Chocolate Could Get Healthier And More Delicious

10 Apr

CHOCOLATE HEALTHY
Glow Cuisine via Getty Images

Did you hear that? The faint, sweet sound of children laughing? This may be because researchers may have found a way to make chocolate more nutritious and taste even better that it currently does.

Chocolate is already revered as a healthy power player: Some kinds have been shown to lower risk for stroke, boost mood and potentially serve as brain food, helping people to feel more awake and focused. Plus, its special well of antioxidants may help improve memory.

To further amplify chocolate’s street cred, Emmanuel Ohene Afoakwa, Ph.D., who is at the University of Ghana, and his team added a step to the process that is used to transform cocoa beans into the chocolate you’d find in a candy store. In chocolate’s conventional procedure, cocoa beans are roasted to form a palatable chocolate product. During the roasting period, the beans lose some of their heart-healthy antioxidants (polyphenols).

Afoakwa and his team stored the cocoa bean pods before their fermenting and roasting process, hoping to retain some of the lost nutrients. To gauge the effect of pod-storage, researchers divided 300 cocoa pods into four groups. The first group of pods underwent the traditional process for making chocolate: The beans are removed from their pods, fermented in a basket for a few days and set out in the sun to dry. They are then roasted.

The three remaining groups of pods were stored — a method called “pulp preconditioning” — for three, seven or 10 days before going through the typical fermentation and drying process. Afoakwa says the group of pods that were stored 10 days contained more antioxidants than any other group after roasting.

The researchers added a second alteration to cocoa’s process: They found that a slower roasting process at a lower temperature (45 minutes at 242 degrees Fahrenheit) resulted in beans with more antioxidant activity than those roasted at a typical temperature and time (10-20 minutes at 248-266 degrees Fahrenheit).

Cocoa beans that were stored for the longest, at 10 days, and roasted at a lower temperature for a longer time contained the most polyphenols and antioxidant activity. “This aided the fermentation processes and enhanced antioxidant capacity of the beans, as well as the flavor,” Afoakwa says. The researcher theorizes that pulp reconditioning probably enabled the sweet pulp that surrounds the beans to enter the pods before the fermentation process.

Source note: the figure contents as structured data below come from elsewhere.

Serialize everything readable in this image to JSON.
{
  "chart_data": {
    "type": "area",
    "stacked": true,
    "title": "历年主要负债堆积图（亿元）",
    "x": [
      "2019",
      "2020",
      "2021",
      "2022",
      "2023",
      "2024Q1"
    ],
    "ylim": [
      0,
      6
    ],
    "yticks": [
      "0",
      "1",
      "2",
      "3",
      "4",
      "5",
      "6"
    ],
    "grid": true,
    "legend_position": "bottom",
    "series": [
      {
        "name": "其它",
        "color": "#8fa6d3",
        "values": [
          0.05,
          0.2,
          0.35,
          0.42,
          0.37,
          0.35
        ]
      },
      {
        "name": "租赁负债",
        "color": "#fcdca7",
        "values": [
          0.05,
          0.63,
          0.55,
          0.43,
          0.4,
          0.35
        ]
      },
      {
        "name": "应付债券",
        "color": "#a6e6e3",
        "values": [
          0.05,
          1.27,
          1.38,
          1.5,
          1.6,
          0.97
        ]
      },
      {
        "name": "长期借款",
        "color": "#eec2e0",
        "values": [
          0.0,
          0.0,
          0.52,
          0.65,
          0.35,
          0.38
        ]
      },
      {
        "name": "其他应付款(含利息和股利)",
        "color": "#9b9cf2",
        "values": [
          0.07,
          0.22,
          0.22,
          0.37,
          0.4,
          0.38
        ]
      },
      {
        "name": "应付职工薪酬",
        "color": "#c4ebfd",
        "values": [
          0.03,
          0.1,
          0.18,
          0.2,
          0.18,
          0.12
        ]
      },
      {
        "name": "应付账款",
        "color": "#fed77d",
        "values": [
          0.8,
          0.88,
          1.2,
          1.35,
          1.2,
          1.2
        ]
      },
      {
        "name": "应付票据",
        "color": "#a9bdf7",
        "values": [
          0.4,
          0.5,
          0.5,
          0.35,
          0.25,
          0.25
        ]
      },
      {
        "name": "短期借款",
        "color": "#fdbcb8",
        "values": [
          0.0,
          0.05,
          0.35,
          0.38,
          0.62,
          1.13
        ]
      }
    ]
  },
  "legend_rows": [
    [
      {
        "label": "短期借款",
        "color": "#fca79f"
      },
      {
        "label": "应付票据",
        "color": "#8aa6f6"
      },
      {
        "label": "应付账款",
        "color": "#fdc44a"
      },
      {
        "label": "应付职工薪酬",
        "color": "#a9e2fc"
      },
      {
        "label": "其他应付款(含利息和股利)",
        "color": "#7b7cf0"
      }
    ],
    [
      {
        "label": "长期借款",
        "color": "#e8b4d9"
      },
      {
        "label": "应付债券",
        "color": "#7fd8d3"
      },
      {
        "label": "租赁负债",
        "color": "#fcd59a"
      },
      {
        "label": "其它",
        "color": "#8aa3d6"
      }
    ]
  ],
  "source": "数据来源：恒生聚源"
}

The news, which, for some, may sound too good to be true, was presented Tuesday March 24, at a meeting of the American Chemical Society. The research project received funding from the Belgian government under the VLIR TEAM Cocoa Project and requires deeper exploration before being marked conclusive, but Afoakwa has high hopes. He foresees the altering of chocolate’s nutritiousness and flavor as beneficial for countries in Southeast Asia and Latin America, where cocoa beans yield less intense tasting chocolate with reduced antioxidant activity.